1 3-ounce box vanilla pudding

Zest of 1 lime

1/2 cup confectioners’ sugar

*

Tart dough

11/4 cups all-purpose flour, plus flour for dusting

1/2 teaspoon salt

11/2 teaspoons sugar

1/2 cup unsalted butter, well-chilled and cut into small pieces

1 egg yolk

2 tablespoons ice water

To make dough, combine flour, salt and sugar in food processor fitted with metal blade and pulse to combine. Add butter and pulse again, briefly, until mixture resembles coarse cornmeal. Do not overmix. Add egg yolk and pulse just to combine. Add water a little at a time, still pulsing. Dough should just come together. Form dough into four discs, wrap well in plastic and refrigerate for at least one hour.

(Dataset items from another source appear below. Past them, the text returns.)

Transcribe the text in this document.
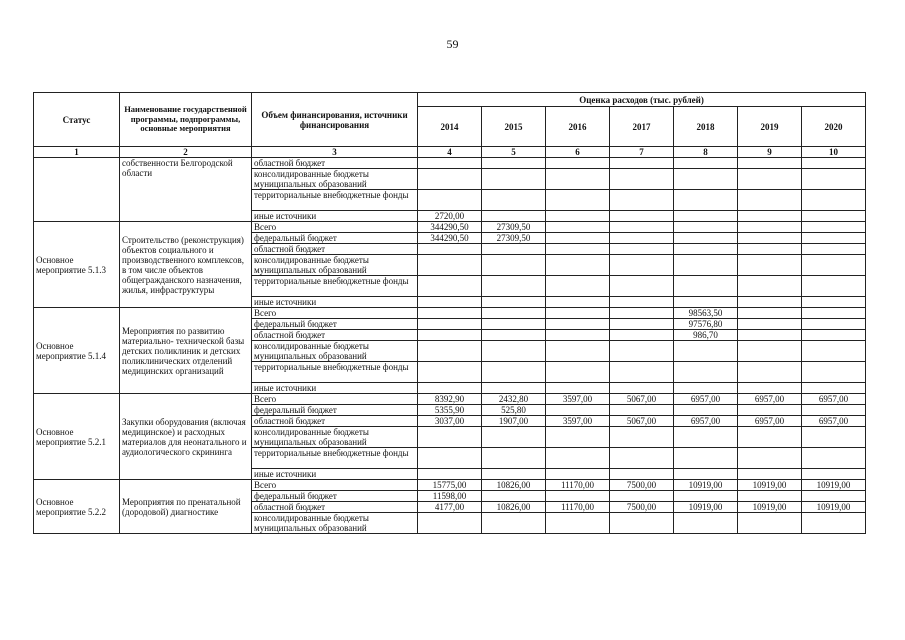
59
Статус	Наименование государственной программы, подпрограммы, основные мероприятия	Объем финансирования, источники финансирования	Оценка расходов (тыс. рублей)						
			2014	2015	2016	2017	2018	2019	2020
1	2	3	4	5	6	7	8	9	10
	собственности Белгородской области	областной бюджет							
		консолидированные бюджеты муниципальных образований							
		территориальные внебюджетные фонды							
		иные источники	2720,00						
Основное мероприятие 5.1.3	Строительство (реконструкция) объектов социального и производственного комплексов, в том числе объектов общегражданского назначения, жилья, инфраструктуры	Всего	344290,50	27309,50					
		федеральный бюджет	344290,50	27309,50					
		областной бюджет							
		консолидированные бюджеты муниципальных образований							
		территориальные внебюджетные фонды							
		иные источники							
Основное мероприятие 5.1.4	Мероприятия по развитию материально- технической базы детских поликлиник и детских поликлинических отделений медицинских организаций	Всего					98563,50		
		федеральный бюджет					97576,80		
		областной бюджет					986,70		
		консолидированные бюджеты муниципальных образований							
		территориальные внебюджетные фонды							
		иные источники							
Основное мероприятие 5.2.1	Закупки оборудования (включая медицинское) и расходных материалов для неонатального и аудиологического скрининга	Всего	8392,90	2432,80	3597,00	5067,00	6957,00	6957,00	6957,00
		федеральный бюджет	5355,90	525,80					
		областной бюджет	3037,00	1907,00	3597,00	5067,00	6957,00	6957,00	6957,00
		консолидированные бюджеты муниципальных образований							
		территориальные внебюджетные фонды							
		иные источники							
Основное мероприятие 5.2.2	Мероприятия по пренатальной (дородовой) диагностике	Всего	15775,00	10826,00	11170,00	7500,00	10919,00	10919,00	10919,00
		федеральный бюджет	11598,00						
		областной бюджет	4177,00	10826,00	11170,00	7500,00	10919,00	10919,00	10919,00
		консолидированные бюджеты муниципальных образований							
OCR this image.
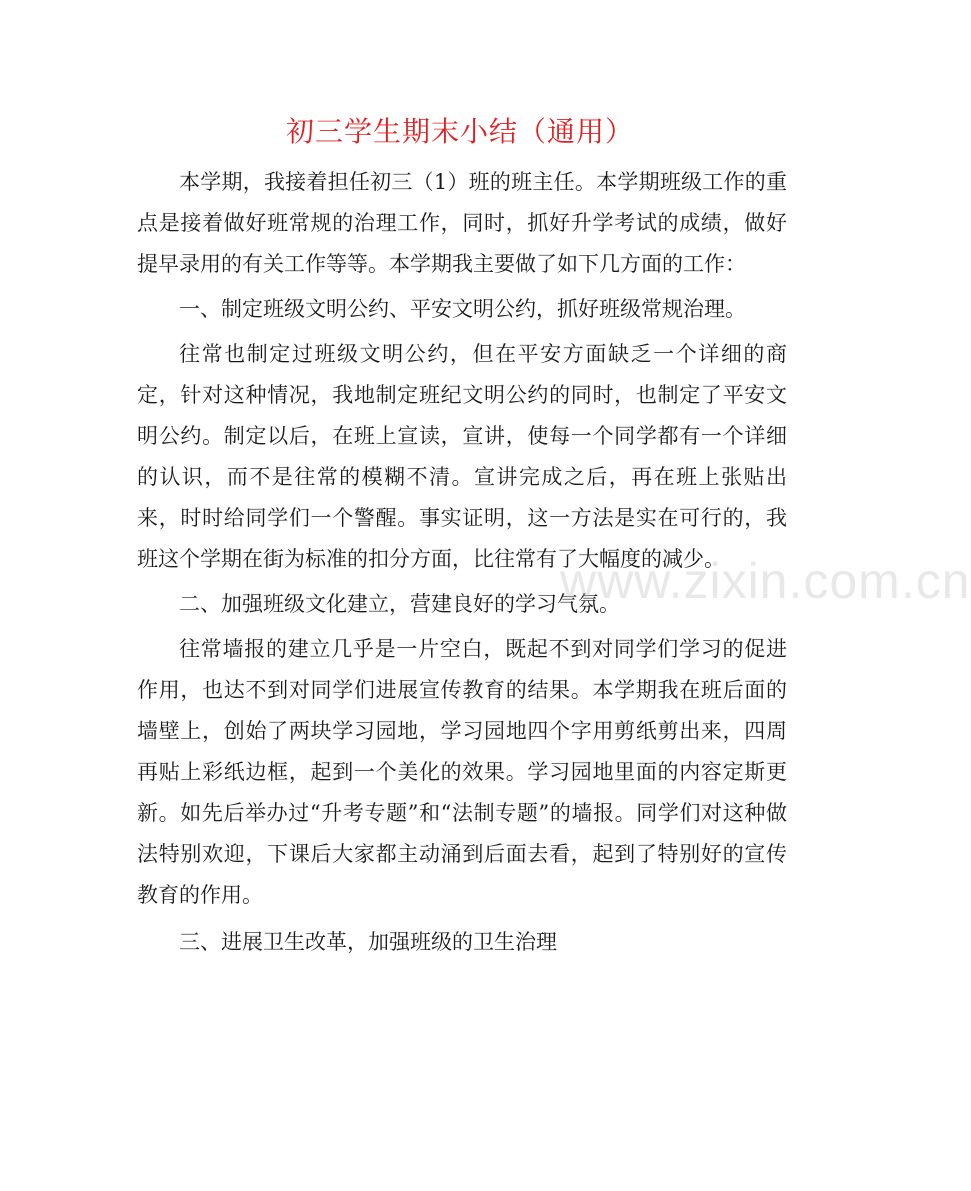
初三学生期末小结（通用）

本学期，我接着担任初三（1）班的班主任。本学期班级工作的重点是接着做好班常规的治理工作，同时，抓好升学考试的成绩，做好提早录用的有关工作等等。本学期我主要做了如下几方面的工作：

一、制定班级文明公约、平安文明公约，抓好班级常规治理。

往常也制定过班级文明公约，但在平安方面缺乏一个详细的商定，针对这种情况，我地制定班纪文明公约的同时，也制定了平安文明公约。制定以后，在班上宣读，宣讲，使每一个同学都有一个详细的认识，而不是往常的模糊不清。宣讲完成之后，再在班上张贴出来，时时给同学们一个警醒。事实证明，这一方法是实在可行的，我班这个学期在街为标准的扣分方面，比往常有了大幅度的减少。

二、加强班级文化建立，营建良好的学习气氛。

往常墙报的建立几乎是一片空白，既起不到对同学们学习的促进作用，也达不到对同学们进展宣传教育的结果。本学期我在班后面的墙壁上，创始了两块学习园地，学习园地四个字用剪纸剪出来，四周再贴上彩纸边框，起到一个美化的效果。学习园地里面的内容定斯更新。如先后举办过“升考专题”和“法制专题”的墙报。同学们对这种做法特别欢迎，下课后大家都主动涌到后面去看，起到了特别好的宣传教育的作用。

三、进展卫生改革，加强班级的卫生治理

www.zixin.com.cn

Prepare vanilla pudding according to package instructions. Add zest of one lime, mix. Set aside. Remove dough from refrigerator. Roll out dough disks slightly thinner than 1/4-inch thick and cut into 4 6-inch circles. Ease dough into 4 4-inch tart pans and press firmly into pan. Fill each tartlet shell with 1/4 cup pudding. Arrange kiwi slices on top of pudding, using 2 kiwis per tartlet. Dust tartlets with 1/4 cup confectioners’ sugar and place on center rack of oven. Bake 35 to 40 minutes, until crust is browned. Cool on wire rack. Unmold tartlets and dust with remaining confectioners’ sugar.